FLASHBACK FREITAG | SCOTT SHEAKS MAGISCHER TAG IM SCHLAMM

Die Karriere der meisten professionellen Motocross-Rennfahrer ähnelt der eines Asteroiden, der sich durch den Weltraum bewegt – unscheinbar, mit bloßem Auge schwer zu lokalisieren und nur vage einprägsam. Asteroiden können jedoch beim Durchgang durch die Erdatmosphäre hell brennen. Und so ist es auch mit dem Erfolg vieler Rennfahrer, der sich am besten an der Wirkung misst, die sie machen. Nur die Allerbesten werden Red Supergiants – die größten Stars der Galaxie – denn Motocross ist ein Sport, der von einigen wenigen dominiert wird.

Es gibt diese Rennfahrer, die irgendwo dazwischen fallen – die sonnenähnlichen Sterne, wenn man so will. Sie sind schnell genug, um lange Zeit auf höchstem Niveau zu konkurrieren, aber nicht ganz titelfähig. Zugegeben, der Höhepunkt für viele ist der Gewinn eines professionellen Rennens, denn der erste Platz ist nicht leicht zu erreichen.

Der New Yorker Scott Sheak gehört zu den Glücklichen, die einen AMA Pro NationaL gewonnen haben. Sheaks einziger Sieg am 25. Mai 1997 erzählt nicht die ganze Geschichte. Scotts Weg auf die oberste Stufe des Podiums ist wie aus einem Traum.

Der aus Germantown, New York, stammende Sheak hatte 1996 an Bord eines Freibeuters Suzuki brillante Blitze gezeigt. Tatsächlich gewann Scott Sheak 125 sein erstes 1996 National Moto am High Point, auf derselben Strecke, auf der er später sein einziges National insgesamt gewinnen würde.

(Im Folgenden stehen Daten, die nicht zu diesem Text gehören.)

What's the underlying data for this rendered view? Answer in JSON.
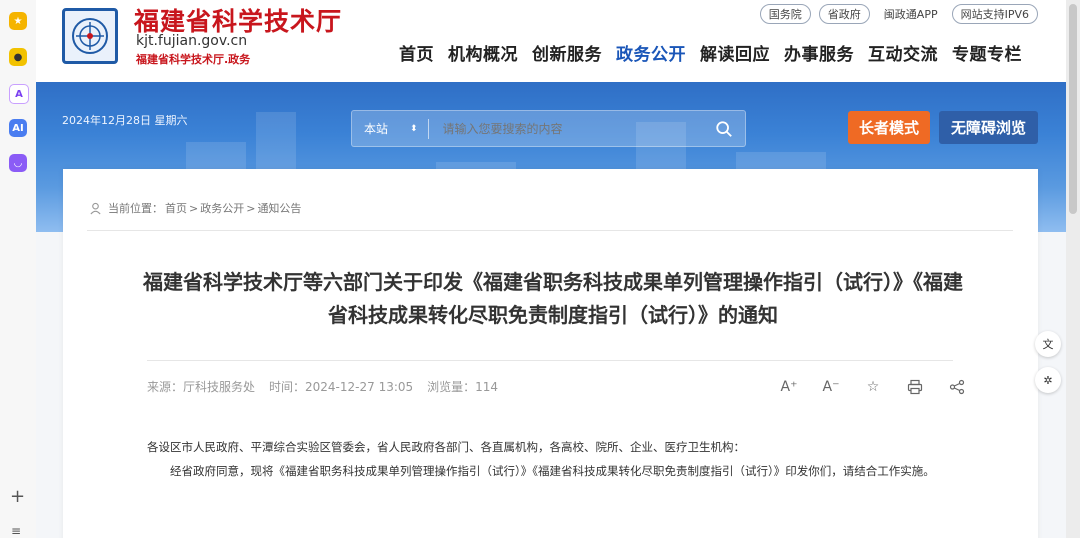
{
  "site": {
    "name": "福建省科学技术厅",
    "url": "kjt.fujian.gov.cn",
    "subtitle": "福建省科学技术厅.政务"
  },
  "top_links": {
    "state_council": "国务院",
    "provincial_gov": "省政府",
    "app": "闽政通APP",
    "ipv6": "网站支持IPV6"
  },
  "nav": [
    "首页",
    "机构概况",
    "创新服务",
    "政务公开",
    "解读回应",
    "办事服务",
    "互动交流",
    "专题专栏"
  ],
  "banner": {
    "date": "2024年12月28日  星期六",
    "search_scope": "本站",
    "search_placeholder": "请输入您要搜索的内容",
    "elder_mode": "长者模式",
    "accessibility": "无障碍浏览"
  },
  "breadcrumb": {
    "label": "当前位置：",
    "items": [
      "首页",
      "政务公开",
      "通知公告"
    ],
    "sep": ">"
  },
  "article": {
    "title": "福建省科学技术厅等六部门关于印发《福建省职务科技成果单列管理操作指引（试行）》《福建省科技成果转化尽职免责制度指引（试行）》的通知",
    "source": "来源：厅科技服务处",
    "time": "时间：2024-12-27 13:05",
    "views": "浏览量：114",
    "para1": "各设区市人民政府、平潭综合实验区管委会，省人民政府各部门、各直属机构，各高校、院所、企业、医疗卫生机构：",
    "para2": "经省政府同意，现将《福建省职务科技成果单列管理操作指引（试行）》《福建省科技成果转化尽职免责制度指引（试行）》印发你们，请结合工作实施。"
  },
  "tools": {
    "font_up": "A⁺",
    "font_down": "A⁻"
  },
  "colors": {
    "brand_red": "#c8161d",
    "nav_active": "#1a56b8",
    "elder_btn": "#ef6a24",
    "access_btn": "#2f5fa8"
  }
}
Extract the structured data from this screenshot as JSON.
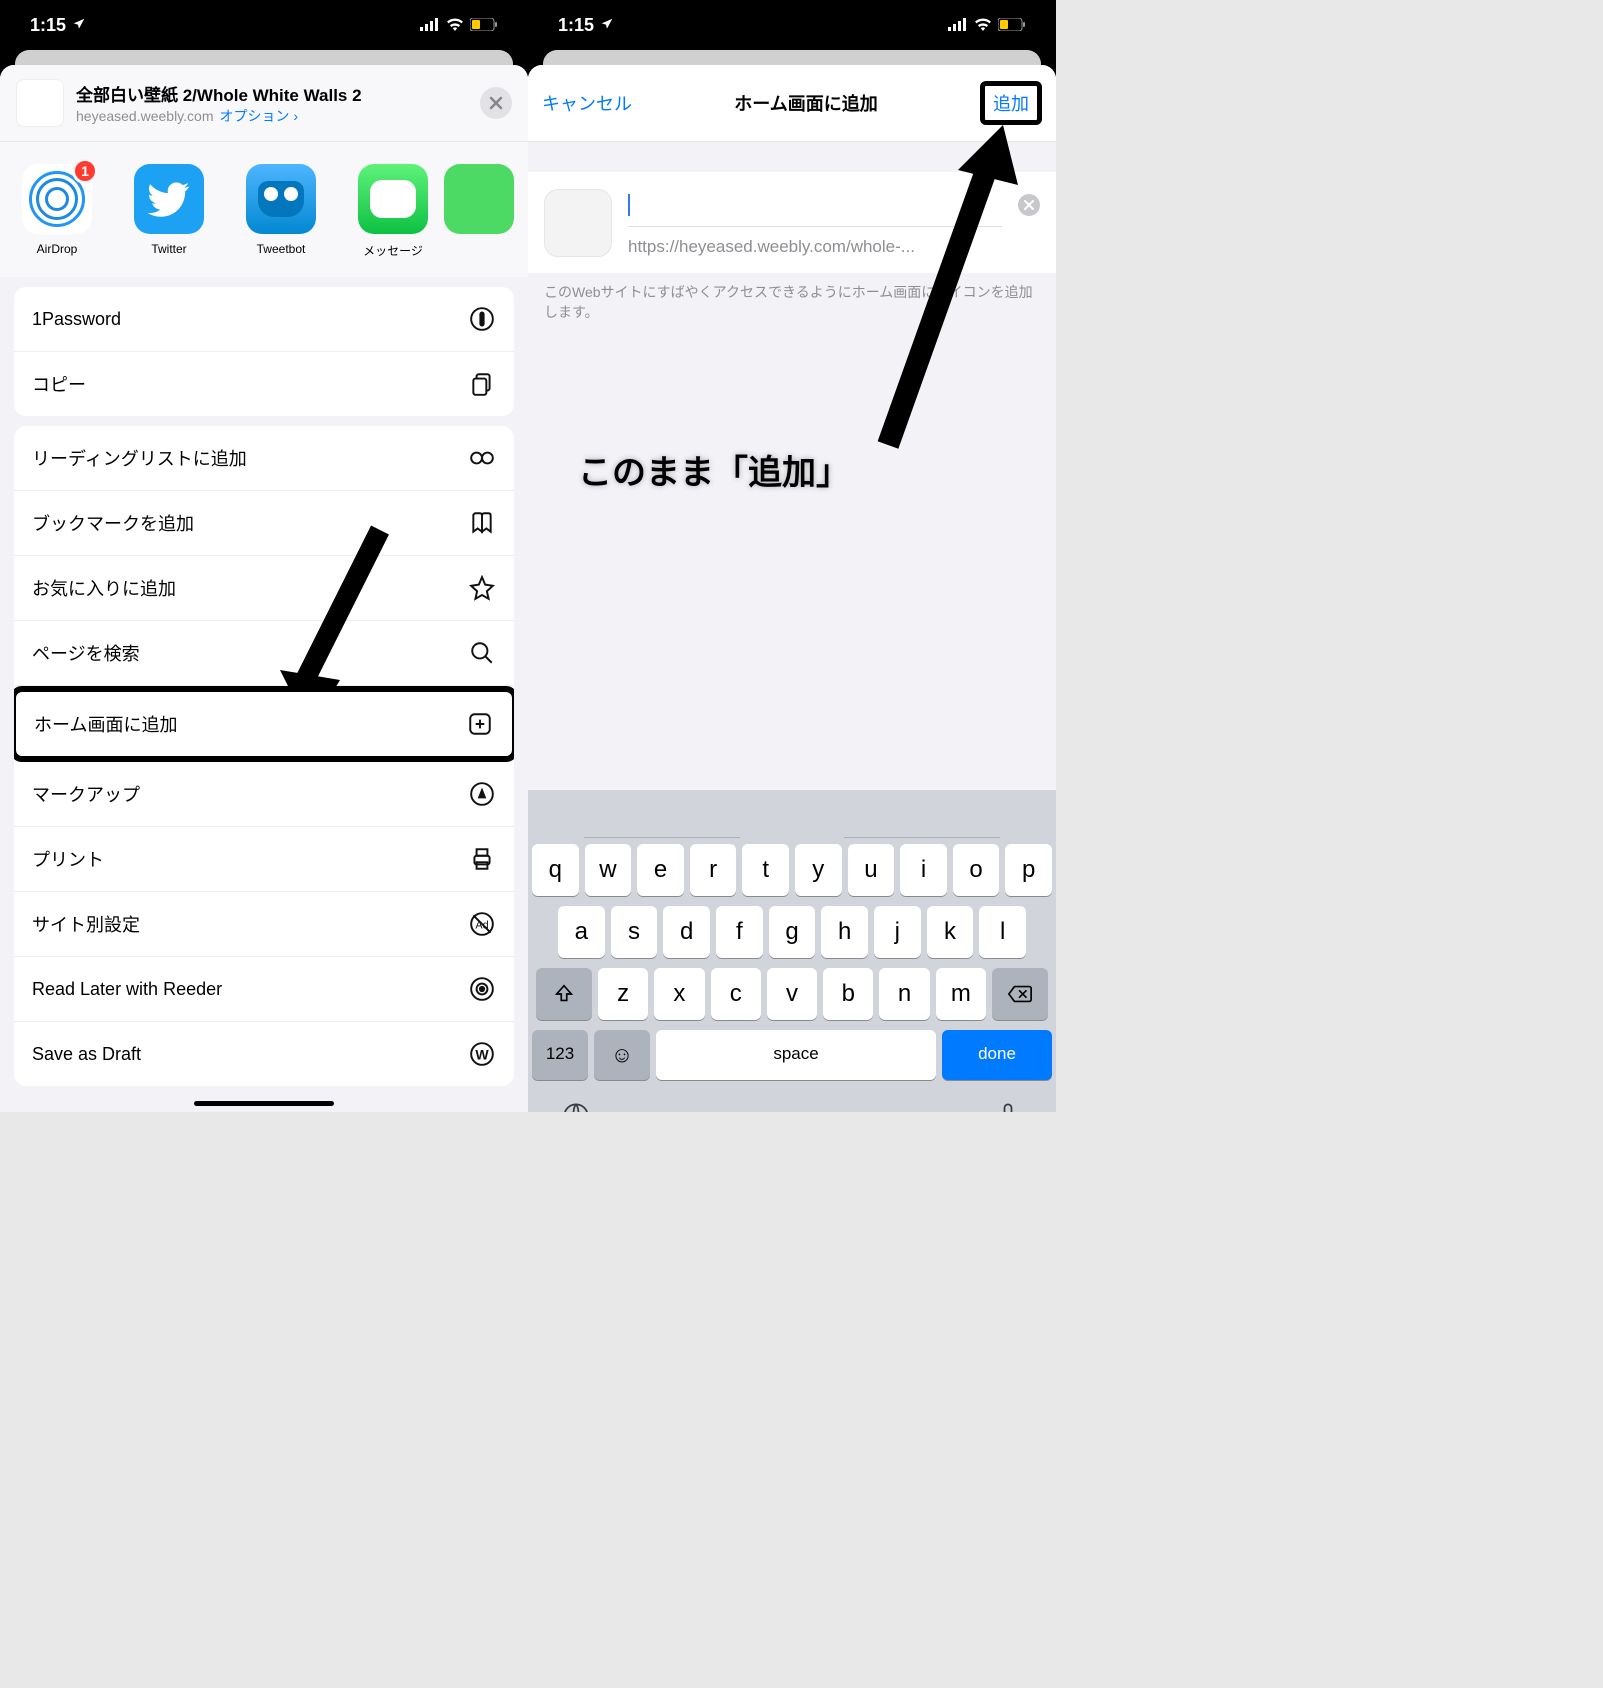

Solide Platzierungen in der 125 East Supercross-Klasse sowie zwei 125 Podestplätze im Freien erregten die Aufmerksamkeit der Werks-Honda. Sie unterzeichneten einen Zweijahresvertrag mit Scott. Er würde sich mit dem zweimaligen 125ccm-Nationalmeister Steve Lamson zusammenschließen. Die Zukunft sah für Scott Sheak rosig aus.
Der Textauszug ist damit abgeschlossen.